Stimulants shred the cells' mitochondria. Psychosis is a metabolic problem.

>Each of these dimensions was predicted by unique abnormalities of brain networks,” Satterthwaire explained. “However, all dimensions were marked by abnormally high levels of connectivity between the default mode network and fronto-parietal network, two brain regions that usually become increasingly distinct as the brain matures. This loss of normal brain network segregation supports the hypothesis that many psychiatric illnesses may be disorders of brain development.”

I wonder if that points to failures of the synaptic pruning that's supposed to happen in preschool-to-primary-school age kids.

Meditation and possible some states of enlightenment(fully quiet mind), are about reducing activity in the default-mode-network(DMN). Psychologically this is seen as a reduction/loss of the sense of self(or more exactly stopping self-referential thoughts)

On the other hand, a common association[1] with several mental illnesses, is rumination("repetitive, self-directed thought") - which actually fits the current study. One wonders if specific mental illness cause rumination and why ? or is it backwards ?
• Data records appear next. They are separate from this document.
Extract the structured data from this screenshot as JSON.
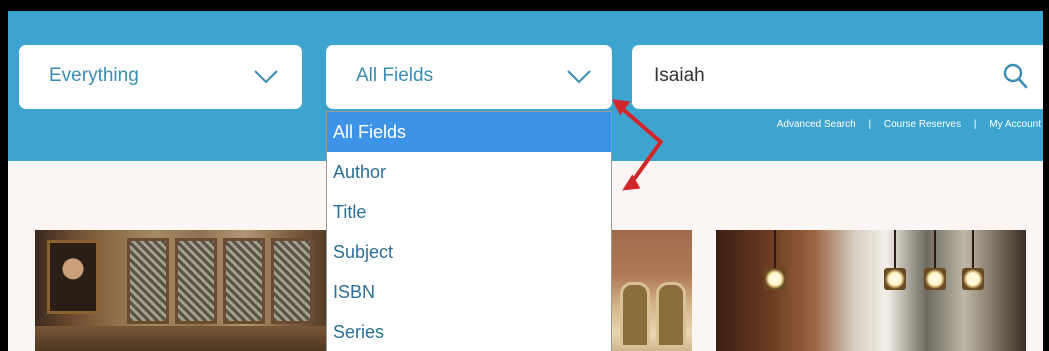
{
  "colors": {
    "header": "#3da3cf",
    "accent": "#3c8db4",
    "selected": "#3d94e6",
    "arrow": "#d0282a"
  },
  "search": {
    "scope_value": "Everything",
    "field_value": "All Fields",
    "query_value": "Isaiah"
  },
  "links": [
    "Advanced Search",
    "Course Reserves",
    "My Account"
  ],
  "link_separator": "|",
  "field_options": [
    "All Fields",
    "Author",
    "Title",
    "Subject",
    "ISBN",
    "Series"
  ],
  "selected_option": "All Fields",
  "icons": {
    "scope_toggle": "chevron-down-icon",
    "field_toggle": "chevron-down-icon",
    "search": "search-icon"
  }
}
Sure, but synaptic pruning happens at all ages. After all that's how we learn anything and forget unimportant experiences. It would be interesting if one could strengthen certain interconntions while weakening the mental illness causing ones.

The other day I was looking at Computer Science courses offered the Georgia Institute of Technology, and "Behavior Imaging" sounded interesting. It's part of the realm of computational behavioral science

> Course Info: http://rehg.org/teaching/introduction-to-behavioral-imaging/

> Computational Behavioral Science: http://www.cbs.gatech.edu/

This looks interesting, anyone taking/has taken the course?